Finding research subjects in the developed world, where there are effective treatments, could pose a challenge, Metz predicts. “Eventually, in a few decades, if we are able to really alter the gene in a safe way with fewer risks, how would you convince people with hemophilia who are leading essentially a normal life to undergo a medical procedure that would carry some risk?” he asks. In developing countries, where people with hemophilia have fewer treatment options and face joint disease and even death, it may be easier to find subjects.
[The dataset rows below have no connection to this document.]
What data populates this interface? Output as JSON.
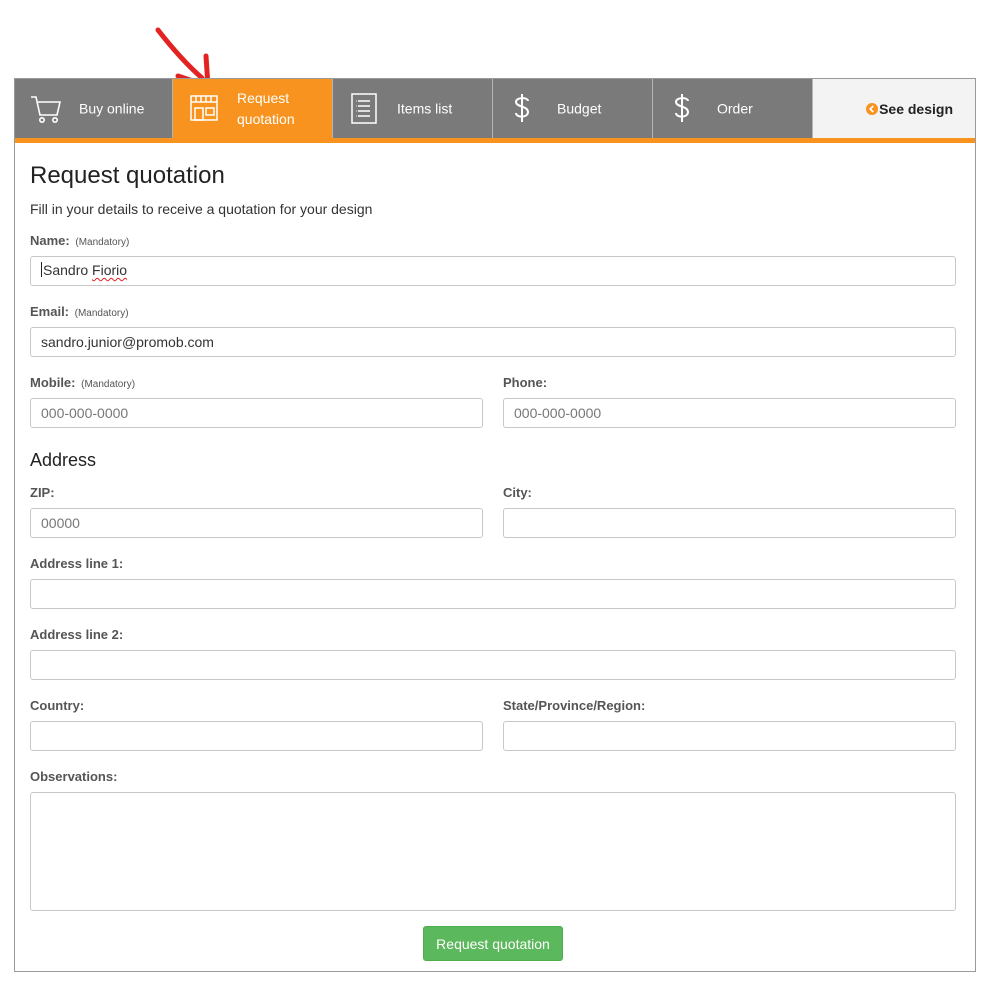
{
  "tabs": [
    {
      "label": "Buy online",
      "icon": "cart-icon",
      "active": false
    },
    {
      "label_line1": "Request",
      "label_line2": "quotation",
      "icon": "storefront-icon",
      "active": true
    },
    {
      "label": "Items list",
      "icon": "list-document-icon",
      "active": false
    },
    {
      "label": "Budget",
      "icon": "dollar-icon",
      "active": false
    },
    {
      "label": "Order",
      "icon": "dollar-icon",
      "active": false
    }
  ],
  "see_design": {
    "label": "See design",
    "icon": "chevron-left-circle-icon"
  },
  "annotation": {
    "icon": "red-arrow-icon",
    "color": "#e32222"
  },
  "form": {
    "title": "Request quotation",
    "subtitle": "Fill in your details to receive a quotation for your design",
    "mandatory_note": "(Mandatory)",
    "name": {
      "label": "Name:",
      "value_part1": "Sandro",
      "value_part2": "Fiorio"
    },
    "email": {
      "label": "Email:",
      "value": "sandro.junior@promob.com"
    },
    "mobile": {
      "label": "Mobile:",
      "placeholder": "000-000-0000"
    },
    "phone": {
      "label": "Phone:",
      "placeholder": "000-000-0000"
    },
    "address_heading": "Address",
    "zip": {
      "label": "ZIP:",
      "placeholder": "00000"
    },
    "city": {
      "label": "City:",
      "placeholder": ""
    },
    "address1": {
      "label": "Address line 1:",
      "placeholder": ""
    },
    "address2": {
      "label": "Address line 2:",
      "placeholder": ""
    },
    "country": {
      "label": "Country:",
      "placeholder": ""
    },
    "state": {
      "label": "State/Province/Region:",
      "placeholder": ""
    },
    "observations": {
      "label": "Observations:",
      "placeholder": ""
    },
    "submit_label": "Request quotation"
  },
  "colors": {
    "accent": "#f7931e",
    "tab_bg": "#7a7a7a",
    "submit": "#5cb85c"
  }
}
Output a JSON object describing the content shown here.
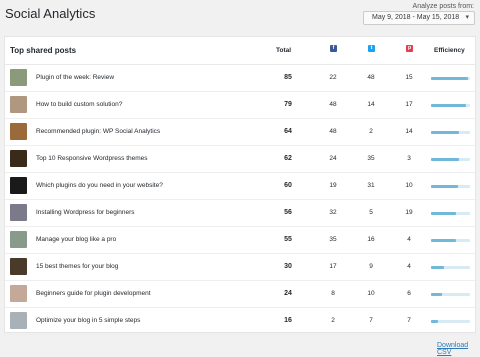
{
  "page": {
    "title": "Social Analytics"
  },
  "date_range": {
    "label": "Analyze posts from:",
    "value": "May 9, 2018 - May 15, 2018"
  },
  "table": {
    "title": "Top shared posts",
    "col_total": "Total",
    "col_efficiency": "Efficiency",
    "icons": {
      "facebook": "facebook-icon",
      "twitter": "twitter-icon",
      "pinterest": "pinterest-icon"
    },
    "rows": [
      {
        "title": "Plugin of the week: Review",
        "total": "85",
        "facebook": "22",
        "twitter": "48",
        "pinterest": "15",
        "efficiency": 0.96,
        "thumb_color": "#8a9a7a"
      },
      {
        "title": "How to build custom solution?",
        "total": "79",
        "facebook": "48",
        "twitter": "14",
        "pinterest": "17",
        "efficiency": 0.9,
        "thumb_color": "#b09880"
      },
      {
        "title": "Recommended plugin: WP Social Analytics",
        "total": "64",
        "facebook": "48",
        "twitter": "2",
        "pinterest": "14",
        "efficiency": 0.73,
        "thumb_color": "#9a6a3a"
      },
      {
        "title": "Top 10 Responsive Wordpress themes",
        "total": "62",
        "facebook": "24",
        "twitter": "35",
        "pinterest": "3",
        "efficiency": 0.71,
        "thumb_color": "#3a2a1a"
      },
      {
        "title": "Which plugins do you need in your website?",
        "total": "60",
        "facebook": "19",
        "twitter": "31",
        "pinterest": "10",
        "efficiency": 0.69,
        "thumb_color": "#1a1a1a"
      },
      {
        "title": "Installing Wordpress for beginners",
        "total": "56",
        "facebook": "32",
        "twitter": "5",
        "pinterest": "19",
        "efficiency": 0.64,
        "thumb_color": "#7a7a8a"
      },
      {
        "title": "Manage your blog like a pro",
        "total": "55",
        "facebook": "35",
        "twitter": "16",
        "pinterest": "4",
        "efficiency": 0.63,
        "thumb_color": "#8a9a8a"
      },
      {
        "title": "15 best themes for your blog",
        "total": "30",
        "facebook": "17",
        "twitter": "9",
        "pinterest": "4",
        "efficiency": 0.34,
        "thumb_color": "#4a3a2a"
      },
      {
        "title": "Beginners guide for plugin development",
        "total": "24",
        "facebook": "8",
        "twitter": "10",
        "pinterest": "6",
        "efficiency": 0.27,
        "thumb_color": "#c4a898"
      },
      {
        "title": "Optimize your blog in 5 simple steps",
        "total": "16",
        "facebook": "2",
        "twitter": "7",
        "pinterest": "7",
        "efficiency": 0.18,
        "thumb_color": "#a8b0b8"
      }
    ]
  },
  "footer": {
    "download_label": "Download CSV"
  },
  "colors": {
    "accent": "#72b8d8",
    "bar_bg": "#d8eaf3",
    "facebook": "#3b5998",
    "twitter": "#1da1f2",
    "pinterest": "#e0404f",
    "link": "#2b7bb9"
  }
}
However, this creates an ethical problem when researchers disproportionately recruit from populations that lack treatments that are readily available in the US, Metz believes.

Pipe expects clinical gene therapy research on other diseases—muscular dystrophy, immune deficiencies and Parkinson's disease—to yield valuable results for bleeding disorders research. “I don’t think people should be so disappointed that they don’t see a lot going on in hemophilia trials now,” Pipe says. “We need to take the time to concentrate on basic science and animal trials and look also at clinical successes elsewhere.”

An additional concern is cost. “This type of research is very, very expensive, and there is no rapid discovery,” says Bostwick. “The bleeding disorders community is unlikely to ever raise enough money ourselves, so we historically have relied heavily on pharmaceutical companies.” 

Advocates shouldn’t be discouraged or concerned that funders will bypass bleeding disorders to concentrate on other, more life-threatening diseases, van Eys says. “Hemophilia A is a unique disease because it resides within a specific gene, which has always made it attractive to genetic researchers,” he says. “I don’t worry about the genetic aspects being ignored.”

“Another thing working to our advantage is increased awareness of clotting disorders in general, like deep vein thrombosis and pulmonary embolism,” says Bostwick. “These disorders are part of the same picture as they are also caused by problems within the clotting cascade.” Since they affect a larger number of people, greater resources are being focused on the basic science that can benefit hemophilia research as well.

People with hemophilia, and those yet to be born with the disease, can look forward to continued incremental advances toward safer, more effective treatments to prevent bleeding. “The ultimate cure would be if the gene were eradicated so that for some generation down the road, no one would ever have to worry about it again,” says Metz. “Mapping the human genome was science fiction 20 to 30 years ago. I believe it’s possible, but it remains the very long-term vision of what a cure could be.”